Depuis quelques années déjà, Marcel Duchamp s’était détourné de la peinture "cubisto-futuriste" qui avait fait sa réputation et rejetait ce qu’il appellera l’art rétinien, c’est-à-dire une forme d’art qui ne s’apprécie qu’à travers la vision et le plaisir esthétique qui en découle. 
  
Marcel Duchamp, "Nu descendant un escalier (N° 2)", 1912.
 
Et il avait commencé à produire des œuvres en choisissant des objets "tout fait", d’où leur nom de Ready made. "À New York, en 15, j’avais fait une pelle à neige. […] L’intéressant dans tout ça […] c’était l’idée de trouver quelque chose dans ces objets qui ne soit pas attrayant au point de vue esthétique. La délectation esthétique était exclue".  
 
Marcel Duchamp sous une réplique de sa "Pelle à neige", 1964.

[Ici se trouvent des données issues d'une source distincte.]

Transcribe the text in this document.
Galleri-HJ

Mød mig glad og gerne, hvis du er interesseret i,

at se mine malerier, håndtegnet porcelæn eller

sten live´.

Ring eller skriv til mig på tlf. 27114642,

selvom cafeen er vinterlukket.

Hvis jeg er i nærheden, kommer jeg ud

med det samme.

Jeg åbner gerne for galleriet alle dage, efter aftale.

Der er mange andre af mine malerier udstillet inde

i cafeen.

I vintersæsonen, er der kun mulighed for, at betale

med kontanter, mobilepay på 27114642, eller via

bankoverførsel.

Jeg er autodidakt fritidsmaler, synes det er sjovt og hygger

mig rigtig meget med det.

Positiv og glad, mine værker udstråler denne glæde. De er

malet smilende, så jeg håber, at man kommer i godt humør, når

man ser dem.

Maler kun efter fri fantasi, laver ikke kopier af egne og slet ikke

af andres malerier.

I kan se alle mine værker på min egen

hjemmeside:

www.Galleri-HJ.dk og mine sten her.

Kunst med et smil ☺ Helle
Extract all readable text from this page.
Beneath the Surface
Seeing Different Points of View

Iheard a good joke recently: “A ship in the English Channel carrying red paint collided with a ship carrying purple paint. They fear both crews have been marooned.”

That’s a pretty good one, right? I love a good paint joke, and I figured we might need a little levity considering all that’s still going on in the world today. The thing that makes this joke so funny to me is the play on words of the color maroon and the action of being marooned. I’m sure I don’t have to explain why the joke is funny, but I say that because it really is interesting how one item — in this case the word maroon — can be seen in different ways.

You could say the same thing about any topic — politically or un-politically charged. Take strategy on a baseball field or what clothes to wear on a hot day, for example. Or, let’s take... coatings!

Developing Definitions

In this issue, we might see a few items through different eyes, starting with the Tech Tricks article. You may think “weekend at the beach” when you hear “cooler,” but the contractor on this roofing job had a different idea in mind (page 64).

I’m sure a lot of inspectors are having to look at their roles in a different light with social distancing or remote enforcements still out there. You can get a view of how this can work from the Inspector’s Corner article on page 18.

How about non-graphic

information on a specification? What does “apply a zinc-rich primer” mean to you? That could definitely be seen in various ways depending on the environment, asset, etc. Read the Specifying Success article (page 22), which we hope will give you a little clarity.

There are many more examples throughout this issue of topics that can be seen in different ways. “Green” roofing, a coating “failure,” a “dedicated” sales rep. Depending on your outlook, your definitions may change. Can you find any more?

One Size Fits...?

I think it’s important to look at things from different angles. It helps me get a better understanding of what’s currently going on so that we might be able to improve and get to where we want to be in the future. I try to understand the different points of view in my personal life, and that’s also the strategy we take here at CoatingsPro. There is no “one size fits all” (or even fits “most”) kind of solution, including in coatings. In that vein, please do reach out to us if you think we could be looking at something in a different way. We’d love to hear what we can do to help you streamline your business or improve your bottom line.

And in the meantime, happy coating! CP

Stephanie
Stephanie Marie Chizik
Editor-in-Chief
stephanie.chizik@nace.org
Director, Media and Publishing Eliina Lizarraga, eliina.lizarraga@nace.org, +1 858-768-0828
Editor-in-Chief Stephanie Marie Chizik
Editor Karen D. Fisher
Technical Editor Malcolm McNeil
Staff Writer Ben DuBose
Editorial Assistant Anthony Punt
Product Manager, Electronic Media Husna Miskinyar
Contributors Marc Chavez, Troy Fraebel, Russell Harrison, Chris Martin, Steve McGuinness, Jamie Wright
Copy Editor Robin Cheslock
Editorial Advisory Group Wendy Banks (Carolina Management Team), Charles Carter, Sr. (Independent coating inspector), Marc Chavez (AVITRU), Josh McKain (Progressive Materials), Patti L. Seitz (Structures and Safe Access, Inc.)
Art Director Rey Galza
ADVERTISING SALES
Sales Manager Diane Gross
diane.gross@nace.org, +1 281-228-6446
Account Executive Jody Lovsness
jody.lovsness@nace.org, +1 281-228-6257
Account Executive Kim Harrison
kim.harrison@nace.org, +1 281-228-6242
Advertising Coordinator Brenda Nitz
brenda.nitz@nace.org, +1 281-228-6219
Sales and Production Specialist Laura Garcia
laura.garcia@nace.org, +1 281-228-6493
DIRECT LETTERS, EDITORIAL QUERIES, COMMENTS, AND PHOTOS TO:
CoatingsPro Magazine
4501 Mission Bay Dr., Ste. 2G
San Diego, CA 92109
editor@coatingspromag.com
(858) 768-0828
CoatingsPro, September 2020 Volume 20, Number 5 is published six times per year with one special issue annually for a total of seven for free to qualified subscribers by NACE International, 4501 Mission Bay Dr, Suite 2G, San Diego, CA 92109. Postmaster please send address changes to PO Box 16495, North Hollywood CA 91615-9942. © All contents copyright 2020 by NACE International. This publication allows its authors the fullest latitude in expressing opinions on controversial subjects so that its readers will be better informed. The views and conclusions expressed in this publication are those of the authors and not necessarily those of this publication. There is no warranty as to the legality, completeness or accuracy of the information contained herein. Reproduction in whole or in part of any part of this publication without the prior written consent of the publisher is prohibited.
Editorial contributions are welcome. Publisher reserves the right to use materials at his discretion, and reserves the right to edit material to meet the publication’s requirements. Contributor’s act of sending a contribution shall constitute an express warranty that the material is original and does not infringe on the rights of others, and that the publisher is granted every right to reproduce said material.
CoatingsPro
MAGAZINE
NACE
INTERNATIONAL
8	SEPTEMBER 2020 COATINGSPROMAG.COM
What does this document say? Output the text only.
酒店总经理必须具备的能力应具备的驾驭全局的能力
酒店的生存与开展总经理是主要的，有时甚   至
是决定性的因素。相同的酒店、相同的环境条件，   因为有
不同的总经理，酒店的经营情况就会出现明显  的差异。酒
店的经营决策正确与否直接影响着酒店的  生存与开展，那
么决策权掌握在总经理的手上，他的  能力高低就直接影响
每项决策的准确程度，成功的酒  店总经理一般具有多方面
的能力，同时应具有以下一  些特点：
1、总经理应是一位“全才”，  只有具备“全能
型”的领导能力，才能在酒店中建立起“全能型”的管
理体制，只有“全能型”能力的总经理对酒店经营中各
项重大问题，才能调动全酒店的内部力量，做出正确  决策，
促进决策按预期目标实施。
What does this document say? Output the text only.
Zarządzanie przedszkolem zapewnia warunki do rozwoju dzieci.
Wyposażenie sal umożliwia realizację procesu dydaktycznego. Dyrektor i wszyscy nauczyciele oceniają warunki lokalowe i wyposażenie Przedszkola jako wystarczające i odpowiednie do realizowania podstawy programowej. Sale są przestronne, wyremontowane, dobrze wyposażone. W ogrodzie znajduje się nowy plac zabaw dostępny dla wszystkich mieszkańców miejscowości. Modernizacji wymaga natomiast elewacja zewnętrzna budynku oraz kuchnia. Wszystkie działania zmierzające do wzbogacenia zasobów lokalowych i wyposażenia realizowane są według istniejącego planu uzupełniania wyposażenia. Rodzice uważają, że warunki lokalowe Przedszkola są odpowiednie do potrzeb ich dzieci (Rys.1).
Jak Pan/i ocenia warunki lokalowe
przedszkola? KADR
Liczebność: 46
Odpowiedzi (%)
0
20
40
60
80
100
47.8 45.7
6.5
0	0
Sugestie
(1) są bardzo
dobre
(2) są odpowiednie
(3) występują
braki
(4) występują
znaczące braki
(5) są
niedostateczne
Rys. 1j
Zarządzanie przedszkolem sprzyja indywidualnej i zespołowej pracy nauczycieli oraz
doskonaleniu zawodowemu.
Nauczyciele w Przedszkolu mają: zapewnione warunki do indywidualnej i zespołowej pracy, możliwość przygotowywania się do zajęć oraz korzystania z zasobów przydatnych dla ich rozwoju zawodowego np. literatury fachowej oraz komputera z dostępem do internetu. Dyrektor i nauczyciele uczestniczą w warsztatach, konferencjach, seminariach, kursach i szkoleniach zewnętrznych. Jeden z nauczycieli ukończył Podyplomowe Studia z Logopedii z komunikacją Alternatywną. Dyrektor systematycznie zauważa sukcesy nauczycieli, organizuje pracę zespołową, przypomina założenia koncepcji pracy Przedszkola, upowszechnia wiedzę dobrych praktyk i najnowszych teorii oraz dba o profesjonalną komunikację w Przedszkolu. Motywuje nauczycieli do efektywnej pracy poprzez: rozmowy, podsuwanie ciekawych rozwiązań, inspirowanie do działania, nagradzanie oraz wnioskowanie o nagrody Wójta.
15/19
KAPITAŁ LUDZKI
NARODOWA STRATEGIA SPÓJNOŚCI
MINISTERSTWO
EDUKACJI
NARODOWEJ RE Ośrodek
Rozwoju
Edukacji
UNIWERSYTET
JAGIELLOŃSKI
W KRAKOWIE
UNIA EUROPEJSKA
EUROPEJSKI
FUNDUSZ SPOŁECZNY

Ainsi, malgré ce que pourrait laisser penser les somptueux modelés de la photo d’Alfred Stieglitz, publiée dans la revue "The Blind Man", qui confère à l’urinoir basculé sur le dos l’aspect d’une statuette de Bouddha, la destination de Fountain n’est pas l’œil, mais l'esprit. Il ne s’agit pas d’une sculpture au mode de production un peu particulier, nous sommes en présence de la matérialisation d’une idée.


L'informe des idées
 
Dans la peinture occidentale, jusqu'au dix-neuvième siècle, l'effet produit par l'image s'appuie, avant tout, sur les sensations produites par le sujet de l'œuvre — portrait, paysage, scène de genre — et sur sa mise en forme. 
Avec l'arrivée de l'impressionnisme et, plus encore, de l'art abstrait, le sujet disparaît. Seules les formes et les couleurs du tableau se chargent de captiver le "regardeur".
Mais, à partir du milieu du vingtième siècle, un nouveau courant de l'art occidental déplace le moteur de l'appréhension des œuvres depuis le pôle des sensations vers celui de la cognition et du concept.   
 
Raphaël, "Baldassare Castiglione", vers 1515. Sonia Delaunay, "Prismes électriques", 1914. Lucio Fontana lacérant son œuvre "Concept spatial", 1962.
  
Héritier des expérimentations de Marcel Duchamp qui voulait rejeter le "plaisir rétinien" que procure la contemplation, l'art conceptuel s'est donné pour mission d'exposer des idées plutôt que des œuvres. 
Lorsque Duchamp achète un porte-bouteille, une pelle ou un urinoir dans une quincaillerie et les amène dans une galerie d'art, ce n'est pas pour démontrer que les objets de la vie quotidienne peuvent avoir autant de qualités plastiques que des œuvres d'art. Ce qu'il déclare exposer, avec ce qu'il appelle ses Ready made, ce n'est pas l'objet en soi, c'est une idée immatérielle : l'appréciation des choses est dépendante du contexte dans lequel elles sont présentées. En l’occurrence, un objet de la vie quotidienne peut devenir une œuvre d'art si un artiste décide de le présenter comme tel dans une galerie.
 
Tom Gauld, "Sans titre", 2008.
 
Cependant, pour apprécier l'absence de forme visible de ces œuvres intellectuelles, il faut être renseigné sur la démarche qui les motive. Sinon, il n'y a rien à se mettre sous la dent ou, plutôt, sous "l'œil de l'esprit". Ce qui a été largement reproché à l'art conceptuel et à ses développements connus sous le nom d'art contemporain. 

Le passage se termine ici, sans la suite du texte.